Kaaba means a square structure, and is one with our word cube. In the belief of orthodox Moslems, the Kaaba was built or rebuilt ten times. The first was erected at the dawn of history by angels from heaven; the second by Adam; the third by his son Seth; the fourth by Abraham and his son Ishmael by Hagar...the seventh by Qusay, chief of the Quraish tribe; the eighth by the Quraish leaders in Mohammed's lifetime (605); the ninth and tenth by Moslem leaders in 681 and 696; the tenth is substantially the Kaaba of today. It stands near the center of a large porticoed enclosure, the Masjid al-Haram, or Sacred Mosque. It is a rectangular stone edifice forty feet long, thirty-five wide, fifty high. In its southeast corner, five feet from the ground, just right for kissing, is embedded the Black Stone, of dark red material, oval in shape, some seven inches in diameter. Many of its worshipers believe that this stone was sent down from heaven--and perhaps it was a meteorite; most of them believe that it has been a part of the Kaaba since Abraham. Moslem scholars interpret it as symbolizing that part of Abraham's progeny (Ishmael and his offspring) which, rejected by Israel, became, they think, the founders of the Quraish tribe; they apply to it a passage from Psalm cxviii, 22-3: "The stone which the builders rejected is become the head of the corner; this is Yahveh's doing" and another from Matthew xxi, 42-3, in which Jesus, having quoted these strange words, adds: "Therefore the Kingdom of God shall be taken away from you, and shall be given to a nation bringing forth the fruits thereof"--though the virile Moslems would hardly claim to have fulfilled the ethics of Christ.

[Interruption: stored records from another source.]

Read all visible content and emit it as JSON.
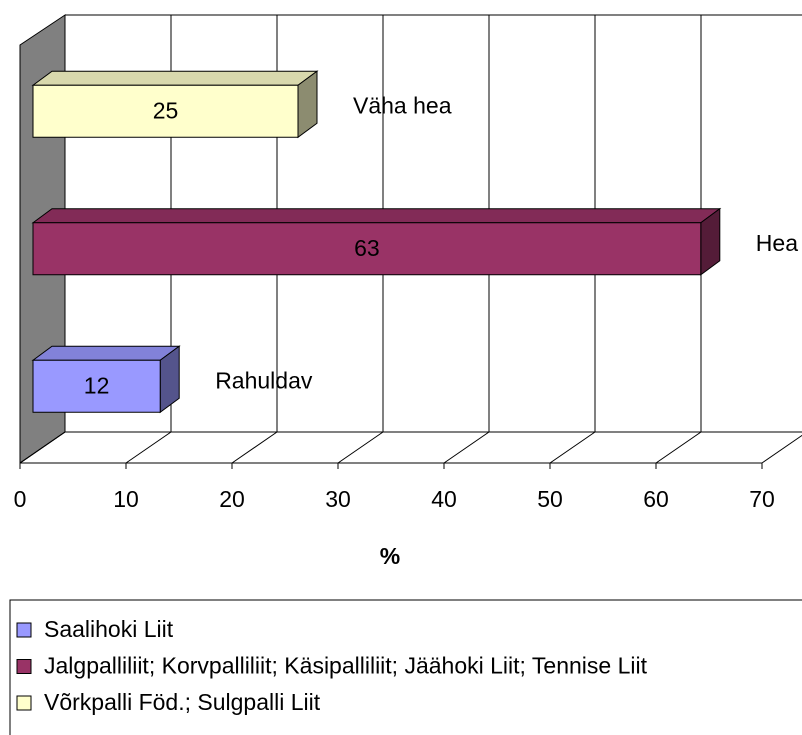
{
  "chart_data": {
    "type": "bar",
    "orientation": "horizontal",
    "categories": [
      "Rahuldav",
      "Hea",
      "Väha hea"
    ],
    "series": [
      {
        "name": "Saalihoki Liit",
        "color": "#9999ff",
        "values": [
          12,
          null,
          null
        ]
      },
      {
        "name": "Jalgpalliliit; Korvpalliliit; Käsipalliliit; Jäähoki Liit; Tennise Liit",
        "color": "#993366",
        "values": [
          null,
          63,
          null
        ]
      },
      {
        "name": "Võrkpalli Föd.; Sulgpalli Liit",
        "color": "#ffffcc",
        "values": [
          null,
          null,
          25
        ]
      }
    ],
    "xlabel": "%",
    "xlim": [
      0,
      70
    ],
    "xticks": [
      0,
      10,
      20,
      30,
      40,
      50,
      60,
      70
    ],
    "grid": true,
    "legend": "bottom"
  }
}
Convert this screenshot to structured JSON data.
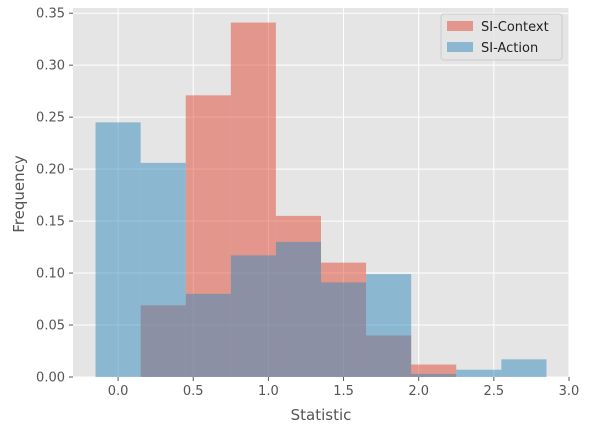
{
  "chart_data": {
    "type": "bar",
    "style": "ggplot",
    "grid": true,
    "legend_position": "top-right",
    "xlabel": "Statistic",
    "ylabel": "Frequency",
    "xlim": [
      -0.3,
      3.0
    ],
    "ylim": [
      0,
      0.355
    ],
    "x_ticks": [
      0.0,
      0.5,
      1.0,
      1.5,
      2.0,
      2.5,
      3.0
    ],
    "x_tick_labels": [
      "0.0",
      "0.5",
      "1.0",
      "1.5",
      "2.0",
      "2.5",
      "3.0"
    ],
    "y_ticks": [
      0.0,
      0.05,
      0.1,
      0.15,
      0.2,
      0.25,
      0.3,
      0.35
    ],
    "y_tick_labels": [
      "0.00",
      "0.05",
      "0.10",
      "0.15",
      "0.20",
      "0.25",
      "0.30",
      "0.35"
    ],
    "series": [
      {
        "name": "SI-Context",
        "color": "#E24A33",
        "alpha": 0.5,
        "bins": [
          {
            "x0": 0.15,
            "x1": 0.45,
            "value": 0.069
          },
          {
            "x0": 0.45,
            "x1": 0.75,
            "value": 0.271
          },
          {
            "x0": 0.75,
            "x1": 1.05,
            "value": 0.341
          },
          {
            "x0": 1.05,
            "x1": 1.35,
            "value": 0.155
          },
          {
            "x0": 1.35,
            "x1": 1.65,
            "value": 0.11
          },
          {
            "x0": 1.65,
            "x1": 1.95,
            "value": 0.04
          },
          {
            "x0": 1.95,
            "x1": 2.25,
            "value": 0.012
          }
        ]
      },
      {
        "name": "SI-Action",
        "color": "#348ABD",
        "alpha": 0.5,
        "bins": [
          {
            "x0": -0.15,
            "x1": 0.15,
            "value": 0.245
          },
          {
            "x0": 0.15,
            "x1": 0.45,
            "value": 0.206
          },
          {
            "x0": 0.45,
            "x1": 0.75,
            "value": 0.08
          },
          {
            "x0": 0.75,
            "x1": 1.05,
            "value": 0.117
          },
          {
            "x0": 1.05,
            "x1": 1.35,
            "value": 0.13
          },
          {
            "x0": 1.35,
            "x1": 1.65,
            "value": 0.091
          },
          {
            "x0": 1.65,
            "x1": 1.95,
            "value": 0.099
          },
          {
            "x0": 1.95,
            "x1": 2.25,
            "value": 0.003
          },
          {
            "x0": 2.25,
            "x1": 2.55,
            "value": 0.007
          },
          {
            "x0": 2.55,
            "x1": 2.85,
            "value": 0.017
          }
        ]
      }
    ]
  }
}
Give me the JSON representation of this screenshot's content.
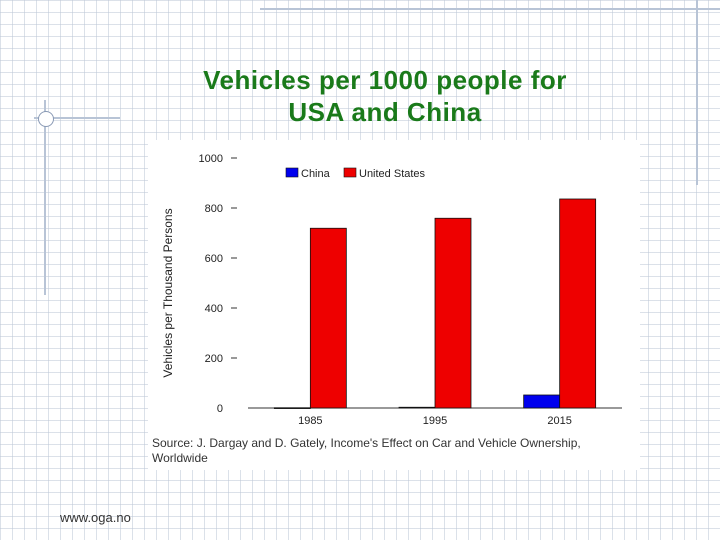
{
  "slide": {
    "title_line1": "Vehicles per 1000 people for",
    "title_line2": "USA and China",
    "source": "Source: J. Dargay and D. Gately, Income's Effect on Car and Vehicle Ownership, Worldwide",
    "footer": "www.oga.no"
  },
  "colors": {
    "title": "#1a7a1a",
    "china": "#0000ee",
    "usa": "#ee0000"
  },
  "chart_data": {
    "type": "bar",
    "categories": [
      "1985",
      "1995",
      "2015"
    ],
    "series": [
      {
        "name": "China",
        "values": [
          1,
          3,
          52
        ],
        "color": "#0000ee"
      },
      {
        "name": "United States",
        "values": [
          719,
          759,
          836
        ],
        "color": "#ee0000"
      }
    ],
    "ylabel": "Vehicles per Thousand Persons",
    "xlabel": "",
    "ylim": [
      0,
      1000
    ],
    "yticks": [
      0,
      200,
      400,
      600,
      800,
      1000
    ],
    "ytick_labels": [
      "0",
      "200",
      "400",
      "600",
      "800",
      "1000"
    ],
    "legend": "top-center",
    "grid": false
  }
}
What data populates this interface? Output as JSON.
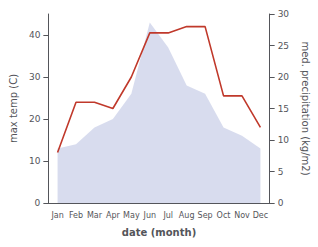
{
  "chart_data": {
    "type": "line",
    "xlabel": "date (month)",
    "ylabel": "max temp (C)",
    "y2label": "med. precipitation (kg/m2)",
    "categories": [
      "Jan",
      "Feb",
      "Mar",
      "Apr",
      "May",
      "Jun",
      "Jul",
      "Aug",
      "Sep",
      "Oct",
      "Nov",
      "Dec"
    ],
    "series": [
      {
        "type": "area",
        "color": "#b8c0e0",
        "values": [
          13,
          14,
          18,
          20,
          26,
          43,
          37,
          28,
          26,
          18,
          16,
          13
        ]
      },
      {
        "type": "line",
        "color": "#c0392b",
        "axis": "y2",
        "values": [
          8,
          16,
          16,
          15,
          20,
          27,
          27,
          28,
          28,
          17,
          17,
          12
        ]
      }
    ],
    "ylim": [
      0,
      45
    ],
    "yticks": [
      0,
      10,
      20,
      30,
      40
    ],
    "y2lim": [
      0,
      30
    ],
    "y2ticks": [
      0,
      5,
      10,
      15,
      20,
      25,
      30
    ],
    "grid": false
  }
}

Within the Kaaba, in pre-Moslem days, were several idols representing gods. One was called Allah, and was probably the tribal god of the Quraish; three others were Allah's daughters--al-Uzza, al-Lat, and Manah. We may judge the antiquity of this Arab pantheon from the mention of Al-il-Lat (al-Lat) by Herodotus as a major Arabian deity. The Quraish paved the way for monotheism by worshiping Allah as chief god; He was presented to the Meccans as the Lord of their soil, to Whom they must pay a tithe of their crops and the first-born of their herds.
And we know that Muhammed preached, after a series of visions so frightening that he required reassurance from others that he was not going mad, a god called Allah to the very tribe that made a goodly sum of money managing the idol-worship devoted to...Allah. Allah and his daughters. Only now, Allah had a prophet--the last, the ultimate prophet.
Over and over again, I've been told, "MOTW, Muslims worship the same God you do." I reject this notion. It seems ludicrous. Imagining that Muhammad's "Allah" didn't start out as the same "Allah" his own tribe had been idolatrously worshipping from ancient times, or imagining that Muhammad innocently chose an idol's name for his god because it literally means "the god," and that he really had in mind the idol-hating God of the Hebrews--that is, imagining that "Allah" is not merely an idol, freshened up and dusted off for Muhammad's own purposes--requires rather more credulousness than I possess.
Draw your own conclusions; my mind's made up. I think Jerry Vines was right. Not PC, perhaps, but right.